"Good morning!" I said to the team during our weekly kick-off daily standup. What happened just a few minutes later, with an uncontrollable intensity, was something I absolutely did not anticipate.
Two months into my role at Forter, my calendar was packed to the brim, and my to-do list was never-ending. Even though I was giving 300%, I still felt like I was constantly chasing something. My eye had started twitching occasionally, but just a little. Probably nothing to worry about. I kept running.
During that weekly daily standup, we all gathered as usual. As each person shared something good, something bad, and what they were working on today, my eye started twitching incessantly, in a way that was impossible to ignore. A thought flashed through my mind: Does the team notice this? Is this weird? What should I do? I tried to listen, but mostly I just managed to hear. Then, a muscle in my arm started twitching involuntarily... Shit, here it comes.
I walked out of that standup, barely registering what had been said, but holding it all together, acting as if everything was normal and nothing required stopping. But once I was out, I realized I couldn't keep going like this. My body was signaling that something was wrong, and I knew it because I had overcome similar things in the past. But here it was again... What to do? I definitely couldn't continue this way... but... how could I change?
My Group Manager, Asaf, was a genuinely pleasant and interesting person to talk to, and I had a strong connection and trust with him. We had a weekly 1:1 scheduled, so the timing was perfect to discuss this issue. I felt vulnerable. I was afraid to say that even though it looked like I was running and getting into things at 300%, I was actually getting burned out and risked crashing. At least, that's what my body was signaling.
Nevertheless, I decided to put it on the table with him. It wasn't an easy conversation, but we went deep. He also shared a personal story from a different context that deepened my empathy and trust. I saw how much he wanted me to succeed. We moved from a difficult conversation to a practical plan—a new way of working to overcome the cause of the overload and figure out where the most important areas of focus were. I had a very active part in that solution, and the most crucial element was feeling supported. I felt like I was working with a manager who knew how to say, "You know what? We went in the wrong direction. Let's change it and adjust."
Feeling so comfortable, I had similar conversations with our Group Director (Mishori). I felt another layer of support. How great it is to have managers you can talk to. How great that I dared to be so authentically direct.
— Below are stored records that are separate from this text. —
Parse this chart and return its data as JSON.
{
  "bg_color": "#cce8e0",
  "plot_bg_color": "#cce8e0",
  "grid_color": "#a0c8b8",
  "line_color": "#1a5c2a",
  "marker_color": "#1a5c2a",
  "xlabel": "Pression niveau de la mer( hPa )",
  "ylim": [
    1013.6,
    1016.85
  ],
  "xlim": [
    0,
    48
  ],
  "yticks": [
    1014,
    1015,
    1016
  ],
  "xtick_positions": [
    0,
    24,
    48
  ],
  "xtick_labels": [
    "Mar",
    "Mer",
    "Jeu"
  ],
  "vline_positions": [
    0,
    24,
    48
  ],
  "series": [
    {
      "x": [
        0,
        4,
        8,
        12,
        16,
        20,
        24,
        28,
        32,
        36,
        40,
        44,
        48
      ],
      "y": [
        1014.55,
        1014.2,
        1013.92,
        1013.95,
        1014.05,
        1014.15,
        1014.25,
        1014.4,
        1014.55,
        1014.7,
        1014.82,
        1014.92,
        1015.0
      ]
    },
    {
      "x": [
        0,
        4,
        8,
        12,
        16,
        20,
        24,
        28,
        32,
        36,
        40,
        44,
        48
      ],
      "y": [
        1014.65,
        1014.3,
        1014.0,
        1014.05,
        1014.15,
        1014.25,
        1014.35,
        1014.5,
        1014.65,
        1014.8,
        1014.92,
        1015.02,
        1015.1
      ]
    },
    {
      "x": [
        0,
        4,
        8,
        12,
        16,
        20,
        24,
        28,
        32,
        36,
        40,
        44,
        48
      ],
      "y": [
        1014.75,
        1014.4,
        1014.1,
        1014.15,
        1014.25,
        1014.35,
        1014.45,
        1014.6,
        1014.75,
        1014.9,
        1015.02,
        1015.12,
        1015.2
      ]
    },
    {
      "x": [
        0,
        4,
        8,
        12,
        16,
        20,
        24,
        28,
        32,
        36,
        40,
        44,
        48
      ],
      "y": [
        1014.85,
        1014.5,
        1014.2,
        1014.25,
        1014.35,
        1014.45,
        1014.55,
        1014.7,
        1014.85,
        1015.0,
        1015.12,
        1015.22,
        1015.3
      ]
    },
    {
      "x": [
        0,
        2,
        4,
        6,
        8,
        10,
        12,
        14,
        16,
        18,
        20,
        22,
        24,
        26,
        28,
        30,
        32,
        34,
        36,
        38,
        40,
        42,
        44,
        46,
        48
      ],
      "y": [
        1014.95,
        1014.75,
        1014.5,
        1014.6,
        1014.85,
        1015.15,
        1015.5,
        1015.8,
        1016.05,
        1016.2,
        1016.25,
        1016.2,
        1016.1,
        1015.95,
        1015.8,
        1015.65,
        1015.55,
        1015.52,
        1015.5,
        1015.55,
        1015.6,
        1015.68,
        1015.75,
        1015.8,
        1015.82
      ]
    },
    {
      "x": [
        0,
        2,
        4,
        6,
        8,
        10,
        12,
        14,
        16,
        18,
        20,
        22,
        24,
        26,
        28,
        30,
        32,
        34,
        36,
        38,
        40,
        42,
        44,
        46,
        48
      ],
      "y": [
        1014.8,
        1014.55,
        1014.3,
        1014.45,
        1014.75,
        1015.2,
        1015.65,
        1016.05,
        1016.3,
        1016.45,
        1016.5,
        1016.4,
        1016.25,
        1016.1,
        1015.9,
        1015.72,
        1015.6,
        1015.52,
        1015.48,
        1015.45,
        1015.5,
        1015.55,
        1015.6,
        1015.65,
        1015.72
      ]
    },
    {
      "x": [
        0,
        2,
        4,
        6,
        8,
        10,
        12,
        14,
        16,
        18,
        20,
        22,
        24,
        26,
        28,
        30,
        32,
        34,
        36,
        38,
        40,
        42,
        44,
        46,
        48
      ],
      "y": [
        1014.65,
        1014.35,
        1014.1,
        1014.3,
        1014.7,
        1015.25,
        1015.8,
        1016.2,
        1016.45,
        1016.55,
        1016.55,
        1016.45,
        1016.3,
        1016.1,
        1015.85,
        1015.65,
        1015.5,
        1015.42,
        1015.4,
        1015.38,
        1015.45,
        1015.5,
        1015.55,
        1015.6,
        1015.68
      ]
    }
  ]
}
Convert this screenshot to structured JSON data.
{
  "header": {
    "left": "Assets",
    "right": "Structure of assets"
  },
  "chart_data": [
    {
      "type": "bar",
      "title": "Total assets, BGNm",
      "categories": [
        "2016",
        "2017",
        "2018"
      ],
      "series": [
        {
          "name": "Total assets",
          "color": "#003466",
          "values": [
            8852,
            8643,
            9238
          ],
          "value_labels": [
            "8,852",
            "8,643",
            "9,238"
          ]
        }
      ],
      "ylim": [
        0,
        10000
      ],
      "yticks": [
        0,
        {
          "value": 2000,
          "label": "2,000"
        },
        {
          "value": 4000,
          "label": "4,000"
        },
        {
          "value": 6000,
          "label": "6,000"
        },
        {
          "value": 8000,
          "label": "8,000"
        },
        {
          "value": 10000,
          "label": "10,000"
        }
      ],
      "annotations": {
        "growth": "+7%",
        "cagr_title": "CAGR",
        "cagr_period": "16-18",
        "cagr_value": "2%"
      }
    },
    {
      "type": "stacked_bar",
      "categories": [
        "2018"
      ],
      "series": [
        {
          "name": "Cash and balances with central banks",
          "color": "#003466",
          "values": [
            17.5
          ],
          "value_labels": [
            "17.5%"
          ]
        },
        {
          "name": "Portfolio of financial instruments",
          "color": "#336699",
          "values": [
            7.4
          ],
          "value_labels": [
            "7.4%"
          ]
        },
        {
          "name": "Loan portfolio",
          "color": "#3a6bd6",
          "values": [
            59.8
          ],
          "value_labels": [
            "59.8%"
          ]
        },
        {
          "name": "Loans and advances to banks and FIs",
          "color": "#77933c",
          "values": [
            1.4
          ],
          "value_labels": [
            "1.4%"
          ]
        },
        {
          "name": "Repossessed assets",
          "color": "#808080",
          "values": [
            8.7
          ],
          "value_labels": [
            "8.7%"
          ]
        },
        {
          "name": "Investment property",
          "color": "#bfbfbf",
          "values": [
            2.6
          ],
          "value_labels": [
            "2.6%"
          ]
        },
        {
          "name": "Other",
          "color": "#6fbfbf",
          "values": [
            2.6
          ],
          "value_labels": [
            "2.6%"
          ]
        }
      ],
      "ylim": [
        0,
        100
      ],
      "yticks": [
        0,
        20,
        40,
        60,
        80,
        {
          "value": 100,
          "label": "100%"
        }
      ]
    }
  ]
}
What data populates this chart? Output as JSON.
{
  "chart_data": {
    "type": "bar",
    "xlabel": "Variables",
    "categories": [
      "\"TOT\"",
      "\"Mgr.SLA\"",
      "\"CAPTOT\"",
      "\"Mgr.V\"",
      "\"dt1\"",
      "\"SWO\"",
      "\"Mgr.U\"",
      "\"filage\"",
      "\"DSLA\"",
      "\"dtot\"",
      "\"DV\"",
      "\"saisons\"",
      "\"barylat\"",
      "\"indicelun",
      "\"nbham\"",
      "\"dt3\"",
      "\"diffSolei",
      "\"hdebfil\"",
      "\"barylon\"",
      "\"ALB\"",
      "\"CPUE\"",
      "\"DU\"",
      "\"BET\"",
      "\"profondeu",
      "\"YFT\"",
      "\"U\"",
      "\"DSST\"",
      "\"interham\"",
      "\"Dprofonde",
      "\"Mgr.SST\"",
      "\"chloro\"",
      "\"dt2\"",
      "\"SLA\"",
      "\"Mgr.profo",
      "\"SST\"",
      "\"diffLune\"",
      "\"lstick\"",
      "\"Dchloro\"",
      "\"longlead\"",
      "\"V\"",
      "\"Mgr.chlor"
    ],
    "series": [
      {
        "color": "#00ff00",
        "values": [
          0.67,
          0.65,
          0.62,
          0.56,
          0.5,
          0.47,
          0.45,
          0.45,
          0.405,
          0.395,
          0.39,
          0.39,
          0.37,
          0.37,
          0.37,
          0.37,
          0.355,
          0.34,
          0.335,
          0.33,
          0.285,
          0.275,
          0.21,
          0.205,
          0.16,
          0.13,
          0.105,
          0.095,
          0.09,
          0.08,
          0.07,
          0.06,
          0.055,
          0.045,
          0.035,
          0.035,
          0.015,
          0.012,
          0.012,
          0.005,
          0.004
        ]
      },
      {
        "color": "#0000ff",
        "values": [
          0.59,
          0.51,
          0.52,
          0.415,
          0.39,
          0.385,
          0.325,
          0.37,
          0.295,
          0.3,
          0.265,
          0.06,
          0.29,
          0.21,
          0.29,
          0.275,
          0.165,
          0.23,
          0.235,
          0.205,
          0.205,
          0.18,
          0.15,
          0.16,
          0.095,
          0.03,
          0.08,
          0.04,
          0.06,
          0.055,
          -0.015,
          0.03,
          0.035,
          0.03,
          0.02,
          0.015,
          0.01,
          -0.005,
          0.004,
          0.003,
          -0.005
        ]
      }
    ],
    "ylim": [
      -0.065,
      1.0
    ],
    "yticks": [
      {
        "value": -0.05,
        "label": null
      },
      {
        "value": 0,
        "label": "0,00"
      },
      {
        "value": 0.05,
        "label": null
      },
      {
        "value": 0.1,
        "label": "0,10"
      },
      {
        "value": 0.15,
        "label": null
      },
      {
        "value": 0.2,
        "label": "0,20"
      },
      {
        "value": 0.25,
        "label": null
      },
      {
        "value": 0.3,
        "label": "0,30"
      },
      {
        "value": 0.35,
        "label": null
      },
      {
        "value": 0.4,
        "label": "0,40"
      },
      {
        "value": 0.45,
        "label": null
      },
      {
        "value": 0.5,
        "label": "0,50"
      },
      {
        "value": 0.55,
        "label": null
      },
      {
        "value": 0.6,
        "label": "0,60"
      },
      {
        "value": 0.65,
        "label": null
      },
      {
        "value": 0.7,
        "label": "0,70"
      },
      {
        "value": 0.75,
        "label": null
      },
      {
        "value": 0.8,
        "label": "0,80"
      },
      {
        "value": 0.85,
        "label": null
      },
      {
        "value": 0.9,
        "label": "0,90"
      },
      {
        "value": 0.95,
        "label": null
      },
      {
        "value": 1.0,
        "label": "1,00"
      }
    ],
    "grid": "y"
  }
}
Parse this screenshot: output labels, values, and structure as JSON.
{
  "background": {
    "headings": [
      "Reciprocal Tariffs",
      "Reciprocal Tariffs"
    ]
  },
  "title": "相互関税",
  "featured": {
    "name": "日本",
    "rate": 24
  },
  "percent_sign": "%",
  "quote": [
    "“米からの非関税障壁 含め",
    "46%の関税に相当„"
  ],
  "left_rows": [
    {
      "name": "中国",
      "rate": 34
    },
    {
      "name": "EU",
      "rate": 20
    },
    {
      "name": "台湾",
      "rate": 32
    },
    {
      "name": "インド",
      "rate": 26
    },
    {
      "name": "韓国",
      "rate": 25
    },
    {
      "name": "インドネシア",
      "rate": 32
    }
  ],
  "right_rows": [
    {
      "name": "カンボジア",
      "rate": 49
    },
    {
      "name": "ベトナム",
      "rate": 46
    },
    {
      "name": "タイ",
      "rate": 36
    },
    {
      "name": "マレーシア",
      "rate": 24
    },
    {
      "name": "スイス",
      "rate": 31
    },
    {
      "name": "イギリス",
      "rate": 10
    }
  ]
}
What happened to the eye twitches? They vanished within a few days, as if they were never there. The body understood after a while what the head and heart grasped in that moment.
This was a level of honesty I hadn't reached before, and I felt I had made another leap in my ability to express difficult things that weren't working, instead of just projecting business as usual. The relationship with my managers deepened, and suddenly we could talk about other "elephants in the room" throughout the nearly year and a half we worked together, where challenges inevitably arose.
Since then, I have continued to delve into this topic, looking inward, daring to stay in the discomfort or difficulty (long before the body starts speaking and the eye twitches), asking questions, understanding how I feel, and taking command of what I do. Beyond enabling me to become a manager who knows how to spot similar things in others and feels comfortable discussing them, it allowed me to work on things objectively, without having to set emotions aside.